Холмы глядят на Марафон, А Марафон — в туман морской. И снится мне прекрасный сон — Свобода Греции родной. Могила персов! Здесь врагу Я покориться не могу![79]
Джоанне необходимо побольше узнать о жизни, думал Николас, бесцельно бродя по вестибюлю клуба в один особый вечер, но если бы она побольше узнала о жизни, она не смогла бы произнести эти слова так сексуально и так глубоко и по-матерински властно, словно она поглощена экстатическим актом: кормит грудью божественное дитя.
«А у нас, на нашем старом чердаке, ровно яблоки уложены рядком…»
* * *
Джоанна продолжала декламировать, пока он прохаживался по вестибюлю. Никого вокруг не было. Все собрались где-то в другом месте — то ли в гостиной, то ли в спальнях, усевшись вокруг радиоприемников, настроив их на некую программу. Затем то один приемник, то другой прогремели — гораздо громче, чем обычно, — с верхних этажей; и другие присоединились к их хору, объяснением чему служил голос Уинстона Черчилля. Джоанна умолкла. Приемники продолжали говорить, возвещая синайские предсказания о том, какая судьба ожидает свободолюбивых избирателей, если на предстоящих выборах они проголосуют за лейбористов. Но вдруг приемники стали смиренно рассуждать:
«Государственные служащие станут…»
Потом изменили тон и прогремели:
«Никогда более госслужащие…»
Потом произнесли медленно и печально:
«Никогда более… служащие…»
Николасу представилась Джоанна, стоящая у своей кровати, выбитая из колеи, оторванная от своего дела, но слушающая, впитывающая, впускающая эту речь в свой кровоток. Словно в собственном сне, отображающем сон Джоанны, Николас представлял себе ее в этой неподвижной позе, отдающейся каденциям приемника, будто не имело значения, откуда они исходят: из уст политика или из ее собственных.

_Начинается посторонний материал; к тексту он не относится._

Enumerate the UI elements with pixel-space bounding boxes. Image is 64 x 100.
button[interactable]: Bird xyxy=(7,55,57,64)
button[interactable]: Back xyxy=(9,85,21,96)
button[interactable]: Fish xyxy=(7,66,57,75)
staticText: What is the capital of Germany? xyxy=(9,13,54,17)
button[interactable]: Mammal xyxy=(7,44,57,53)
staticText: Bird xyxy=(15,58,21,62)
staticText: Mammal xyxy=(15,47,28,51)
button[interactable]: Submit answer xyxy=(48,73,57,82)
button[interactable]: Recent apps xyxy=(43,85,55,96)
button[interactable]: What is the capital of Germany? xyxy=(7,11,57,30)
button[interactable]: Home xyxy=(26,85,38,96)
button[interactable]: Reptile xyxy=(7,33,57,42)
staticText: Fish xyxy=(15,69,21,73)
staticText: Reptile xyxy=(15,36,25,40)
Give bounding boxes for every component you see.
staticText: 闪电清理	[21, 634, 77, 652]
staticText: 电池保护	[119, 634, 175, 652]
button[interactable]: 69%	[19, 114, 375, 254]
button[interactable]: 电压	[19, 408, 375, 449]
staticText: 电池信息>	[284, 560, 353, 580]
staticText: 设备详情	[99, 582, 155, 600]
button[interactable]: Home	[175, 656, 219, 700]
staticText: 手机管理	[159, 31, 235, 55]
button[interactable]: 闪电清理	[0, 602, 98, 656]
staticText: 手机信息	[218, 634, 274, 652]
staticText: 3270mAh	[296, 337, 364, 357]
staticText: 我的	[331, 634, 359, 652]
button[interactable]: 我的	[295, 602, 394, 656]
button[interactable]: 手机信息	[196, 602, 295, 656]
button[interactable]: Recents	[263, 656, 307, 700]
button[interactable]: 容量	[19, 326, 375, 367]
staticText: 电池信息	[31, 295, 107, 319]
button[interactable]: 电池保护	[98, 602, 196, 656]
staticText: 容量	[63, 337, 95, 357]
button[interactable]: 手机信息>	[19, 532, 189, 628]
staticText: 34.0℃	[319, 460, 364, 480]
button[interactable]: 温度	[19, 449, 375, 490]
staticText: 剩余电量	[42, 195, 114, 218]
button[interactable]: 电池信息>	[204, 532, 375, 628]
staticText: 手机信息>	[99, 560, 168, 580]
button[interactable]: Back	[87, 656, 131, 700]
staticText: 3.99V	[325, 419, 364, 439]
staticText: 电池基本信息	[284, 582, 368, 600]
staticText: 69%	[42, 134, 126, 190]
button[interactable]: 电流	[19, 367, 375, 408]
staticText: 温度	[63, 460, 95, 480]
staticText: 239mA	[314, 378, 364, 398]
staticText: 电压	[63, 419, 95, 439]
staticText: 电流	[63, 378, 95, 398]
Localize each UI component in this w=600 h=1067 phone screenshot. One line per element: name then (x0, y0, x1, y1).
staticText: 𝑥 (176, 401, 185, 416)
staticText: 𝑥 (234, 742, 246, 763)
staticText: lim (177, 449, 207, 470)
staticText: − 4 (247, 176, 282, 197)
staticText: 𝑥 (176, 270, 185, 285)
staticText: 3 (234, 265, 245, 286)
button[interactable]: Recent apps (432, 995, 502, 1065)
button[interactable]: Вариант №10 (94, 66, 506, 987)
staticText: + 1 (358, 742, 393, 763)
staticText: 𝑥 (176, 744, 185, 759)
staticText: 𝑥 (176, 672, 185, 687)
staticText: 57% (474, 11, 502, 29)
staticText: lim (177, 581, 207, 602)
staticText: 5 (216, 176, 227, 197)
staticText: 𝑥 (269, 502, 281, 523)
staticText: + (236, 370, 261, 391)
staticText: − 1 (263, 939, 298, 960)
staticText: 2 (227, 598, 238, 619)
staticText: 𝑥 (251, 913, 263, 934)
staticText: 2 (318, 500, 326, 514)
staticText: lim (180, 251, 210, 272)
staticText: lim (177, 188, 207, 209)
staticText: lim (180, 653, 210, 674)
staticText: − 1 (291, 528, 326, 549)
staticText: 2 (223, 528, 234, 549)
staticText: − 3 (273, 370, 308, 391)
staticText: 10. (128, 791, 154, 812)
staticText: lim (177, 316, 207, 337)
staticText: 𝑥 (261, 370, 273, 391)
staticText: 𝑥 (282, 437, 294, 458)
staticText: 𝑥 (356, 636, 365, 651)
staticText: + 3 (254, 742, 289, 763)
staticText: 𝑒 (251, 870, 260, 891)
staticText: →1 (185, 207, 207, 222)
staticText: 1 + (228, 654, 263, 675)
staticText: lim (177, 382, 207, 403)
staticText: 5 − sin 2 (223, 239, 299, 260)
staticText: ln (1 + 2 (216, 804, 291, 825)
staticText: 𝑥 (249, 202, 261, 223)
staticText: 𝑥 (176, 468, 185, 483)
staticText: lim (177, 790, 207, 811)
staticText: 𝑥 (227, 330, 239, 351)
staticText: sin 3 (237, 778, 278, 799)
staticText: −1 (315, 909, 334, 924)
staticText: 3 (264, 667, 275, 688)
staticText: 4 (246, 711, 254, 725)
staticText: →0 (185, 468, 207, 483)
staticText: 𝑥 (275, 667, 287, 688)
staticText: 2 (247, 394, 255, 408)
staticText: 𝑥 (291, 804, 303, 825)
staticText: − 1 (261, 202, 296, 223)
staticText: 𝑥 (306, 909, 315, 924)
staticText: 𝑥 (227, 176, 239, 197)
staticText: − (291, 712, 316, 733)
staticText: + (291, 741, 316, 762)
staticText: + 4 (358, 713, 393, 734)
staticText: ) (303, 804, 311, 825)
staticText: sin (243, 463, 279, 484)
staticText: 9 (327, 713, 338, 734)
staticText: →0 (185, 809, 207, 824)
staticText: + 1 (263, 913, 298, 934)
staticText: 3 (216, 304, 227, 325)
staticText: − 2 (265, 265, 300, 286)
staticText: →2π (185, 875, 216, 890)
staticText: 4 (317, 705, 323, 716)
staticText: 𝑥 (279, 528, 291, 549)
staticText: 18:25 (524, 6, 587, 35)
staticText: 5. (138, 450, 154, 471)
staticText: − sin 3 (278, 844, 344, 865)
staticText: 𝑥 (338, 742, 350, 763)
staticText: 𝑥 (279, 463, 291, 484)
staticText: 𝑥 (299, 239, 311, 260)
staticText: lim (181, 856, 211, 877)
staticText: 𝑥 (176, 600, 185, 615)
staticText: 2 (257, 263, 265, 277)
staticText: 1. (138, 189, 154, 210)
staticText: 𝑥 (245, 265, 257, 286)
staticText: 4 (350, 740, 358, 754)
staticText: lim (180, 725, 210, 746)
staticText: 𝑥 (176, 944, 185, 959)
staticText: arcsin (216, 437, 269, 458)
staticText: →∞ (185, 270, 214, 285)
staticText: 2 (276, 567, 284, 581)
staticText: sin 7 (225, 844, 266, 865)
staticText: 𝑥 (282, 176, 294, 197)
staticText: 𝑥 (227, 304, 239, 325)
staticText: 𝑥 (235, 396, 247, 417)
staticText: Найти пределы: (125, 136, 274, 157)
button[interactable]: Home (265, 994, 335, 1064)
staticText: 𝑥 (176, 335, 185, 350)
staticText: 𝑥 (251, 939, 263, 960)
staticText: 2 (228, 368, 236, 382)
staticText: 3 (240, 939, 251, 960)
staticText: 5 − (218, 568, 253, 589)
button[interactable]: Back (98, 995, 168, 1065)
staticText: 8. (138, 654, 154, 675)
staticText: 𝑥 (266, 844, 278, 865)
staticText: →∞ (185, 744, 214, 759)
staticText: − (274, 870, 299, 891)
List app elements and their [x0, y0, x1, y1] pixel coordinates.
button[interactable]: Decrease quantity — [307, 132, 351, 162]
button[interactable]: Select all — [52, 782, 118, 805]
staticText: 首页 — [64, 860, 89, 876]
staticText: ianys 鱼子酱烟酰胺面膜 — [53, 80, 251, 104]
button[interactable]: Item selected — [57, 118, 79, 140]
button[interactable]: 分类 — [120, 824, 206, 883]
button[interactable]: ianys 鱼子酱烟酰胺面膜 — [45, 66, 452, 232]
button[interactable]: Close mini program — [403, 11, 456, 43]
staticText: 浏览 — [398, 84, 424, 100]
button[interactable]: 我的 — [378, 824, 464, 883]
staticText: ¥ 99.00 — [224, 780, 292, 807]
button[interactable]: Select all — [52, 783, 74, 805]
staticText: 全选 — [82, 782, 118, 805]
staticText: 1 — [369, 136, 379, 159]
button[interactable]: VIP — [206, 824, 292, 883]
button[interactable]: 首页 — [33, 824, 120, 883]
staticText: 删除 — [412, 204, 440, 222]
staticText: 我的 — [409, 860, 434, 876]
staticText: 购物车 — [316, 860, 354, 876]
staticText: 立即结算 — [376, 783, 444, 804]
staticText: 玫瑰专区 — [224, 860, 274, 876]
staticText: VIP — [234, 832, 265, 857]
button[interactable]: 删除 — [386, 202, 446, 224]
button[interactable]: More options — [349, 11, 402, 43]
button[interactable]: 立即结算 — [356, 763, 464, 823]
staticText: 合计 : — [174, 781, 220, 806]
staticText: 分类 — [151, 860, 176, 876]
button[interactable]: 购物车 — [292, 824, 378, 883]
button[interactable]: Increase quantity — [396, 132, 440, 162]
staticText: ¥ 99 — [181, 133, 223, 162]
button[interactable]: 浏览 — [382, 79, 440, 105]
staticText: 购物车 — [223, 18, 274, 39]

В его воображении она была прокламирующей статуей.
В дверь осторожно проскользнула девушка в длинном вечернем платье. Ее волосы каштановыми локонами падали на плечи. В мозгу погруженного в свои мысли, бесцельно слоняющегося и прислушивающегося Николаса отразился тот факт, что в вестибюль осторожно проскользнула девушка: в ней был какой-то смысл, даже если у нее самой не было четкого намерения.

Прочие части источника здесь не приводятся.